FTP pull - An FTP session in which the user retrieves (or "pulls") data to his or her own computer.
FTP push - An FTP session in which data are automatically transferred (or "pushed") to a user-specified computer and directory path.
granule - The smallest data unit inventoried via ECS and distributed to users; typically, a granule is a single data file, though some granules may include multiple files.
ingest - The acquisition of data from external data providers.
Level-0 data - Unprocessed remote sensing data.
Level-1 data - Calibrated remote sensing data that have been referenced to time of acquisition and geographic location.

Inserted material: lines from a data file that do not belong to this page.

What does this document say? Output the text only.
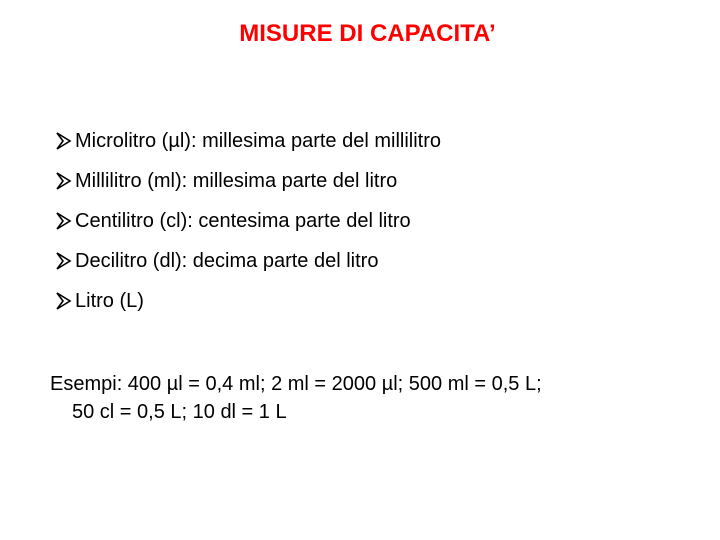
MISURE DI CAPACITA’
Microlitro (µl): millesima parte del millilitro
Millilitro (ml): millesima parte del litro
Centilitro (cl): centesima parte del litro
Decilitro (dl): decima parte del litro
Litro (L)
Esempi: 400 µl = 0,4 ml; 2 ml = 2000 µl; 500 ml = 0,5 L;
50 cl = 0,5 L; 10 dl = 1 L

Level-2 data - Geophysical data derived from Level-1 data.
Level-3 data - Level-2 data gridded to a uniform map projection.
Level-4 data - Model outputs or results from scientific analyses derived from multiple measurements of lower-level remote sensing data.
metadata - Information about remote sensing data that may include such things as time of acquisition, size, geographic coordinates, quality assessment, and other information that is important for a user of the data to know.
pixel size - The measure of the smallest object that a remote sensing instrument can "resolve," or view (a.k.a. resolution). This is captured in a remote sensing image as one picture element or pixel.
quick-look image - A low-resolution image that gives the user a sense of what a data file contains (a.k.a. browse image).
remote sensing - Obtaining information about an object without actually coming into contact with it.
resolution - The measure of the smallest object that a remote sensing instrument can "resolve," or view (a.k.a. pixel size). This is captured in a remote sensing image as one picture element or pixel.
servers - Individual C++ programs that handle specific ECS tasks.
subset - To reduce a data file's contents to a specific geographic location and/or desired parameters within the data.
true-color composite - An image that combines three bands that measure light in the red, green, and blue portions of the electromagnetic spectrum.